Ted Greene, another demonstrator, said that he learned about the event from the website Indivisible, a self-declared guide to resisting the Trump administration and its agenda.
Garnsey said that there was no specific plan for the event, except to show solidarity among the Upper Valley community during the vigil. He also emphasized his belief in the importance of face-to-face interactions for community members.
“More and more these days, so much is being dictated by what’s going out in media, social media, what they’re seeing on the newspaper and on TV news … it can be, I think, very isolating for people,” he said. “And so no we didn’t have any specific objective besides to get people to see each other face-to-face.”
Greene said that while he came to the event mainly to honor the people injured in Charlottesville, the event seemed to be about meeting like-minded individuals, rather than having a somber tone.
“They want to know that there are other people out there,” he said.
During the protest, Greene assisted in making signs, working with Dartmouth students and other members of the community to gather cardboard and markers.
Lisa Talmadge, a demonstrator from Norwich, said that many people likely came to the event because of its location, where many other protests are often held.
Garnsey said that the actions last week in Charlottesville, such as the flying of Nazi flags and regalia, show the depths of the issues with racism in the U.S. today.
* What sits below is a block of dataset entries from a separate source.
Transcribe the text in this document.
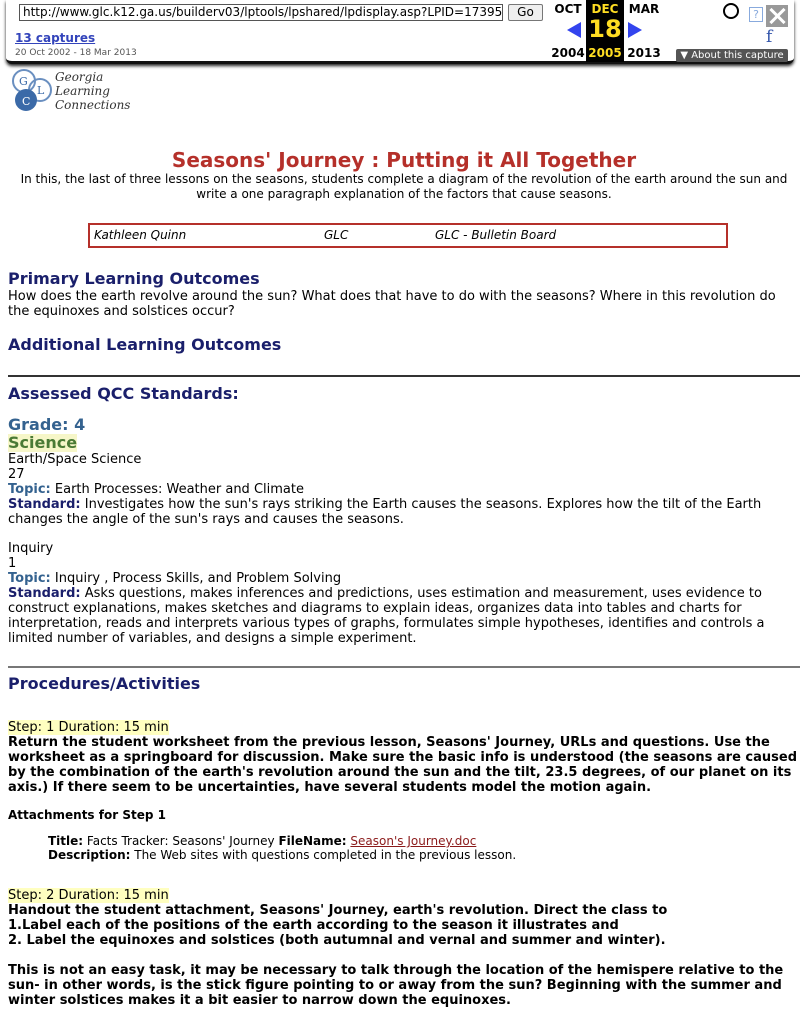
http://www.glc.k12.ga.us/builderv03/lptools/lpshared/lpdisplay.asp?LPID=17395	Go
13 captures
20 Oct 2002 - 18 Mar 2013
OCT
2004
DEC
18
2005
MAR
2013
?
f
▼ About this capture
G
L
C
Georgia
Learning
Connections
Seasons' Journey : Putting it All Together

In this, the last of three lessons on the seasons, students complete a diagram of the revolution of the earth around the sun and write a one paragraph explanation of the factors that cause seasons.

Kathleen Quinn	GLC	GLC - Bulletin Board
Primary Learning Outcomes

How does the earth revolve around the sun? What does that have to do with the seasons? Where in this revolution do the equinoxes and solstices occur?

Additional Learning Outcomes
Assessed QCC Standards:
Grade: 4
Science
Earth/Space Science
27
Topic: Earth Processes: Weather and Climate
Standard: Investigates how the sun's rays striking the Earth causes the seasons. Explores how the tilt of the Earth changes the angle of the sun's rays and causes the seasons.
Inquiry
1
Topic: Inquiry , Process Skills, and Problem Solving
Standard: Asks questions, makes inferences and predictions, uses estimation and measurement, uses evidence to construct explanations, makes sketches and diagrams to explain ideas, organizes data into tables and charts for interpretation, reads and interprets various types of graphs, formulates simple hypotheses, identifies and controls a limited number of variables, and designs a simple experiment.
Procedures/Activities
Step: 1 Duration: 15 min
Return the student worksheet from the previous lesson, Seasons' Journey, URLs and questions. Use the worksheet as a springboard for discussion. Make sure the basic info is understood (the seasons are caused by the combination of the earth's revolution around the sun and the tilt, 23.5 degrees, of our planet on its axis.) If there seem to be uncertainties, have several students model the motion again.
Attachments for Step 1
Title: Facts Tracker: Seasons' Journey FileName: Season's Journey.doc
Description: The Web sites with questions completed in the previous lesson.
Step: 2 Duration: 15 min
Handout the student attachment, Seasons' Journey, earth's revolution. Direct the class to
1.Label each of the positions of the earth according to the season it illustrates and
2. Label the equinoxes and solstices (both autumnal and vernal and summer and winter).
This is not an easy task, it may be necessary to talk through the location of the hemispere relative to the sun- in other words, is the stick figure pointing to or away from the sun? Beginning with the summer and winter solstices makes it a bit easier to narrow down the equinoxes.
Because of this, he said, it is essential to spread awareness about the truth of the situation.
“I believe that fascism is borne of ignorance, and the only way to cure ignorance is awareness and getting the information out there,” he said.
Talmadge expressed concern about an upcoming demonstration this Saturday at Boston Commons, featuring many of the same alt-right speakers who had appeared at Charlottesville. She said that racism, neo-Nazism and other forms of bigotry are not limited to the South.
“They’re everywhere,” she said. “We have KKK here in Vermont. We have people that disrupt our protest and yell Nazi stuff to me on the corner, right here at Dartmouth. And they’re coming to Boston too.”
Talmadge and Garnsey said they plan to travel to Boston this Saturday to counter-protest the alt-right.
While he has not seen any blatant displays of xenophobia in the Upper Valley, especially because he has only been in the area for a limited time, Greene said that the predominantly white demographic makeup of the area can make many racial issues seem abstract. He expressed concern that well-meaning, educated Democrats might still end up ignoring the input and needs of minorities in practice.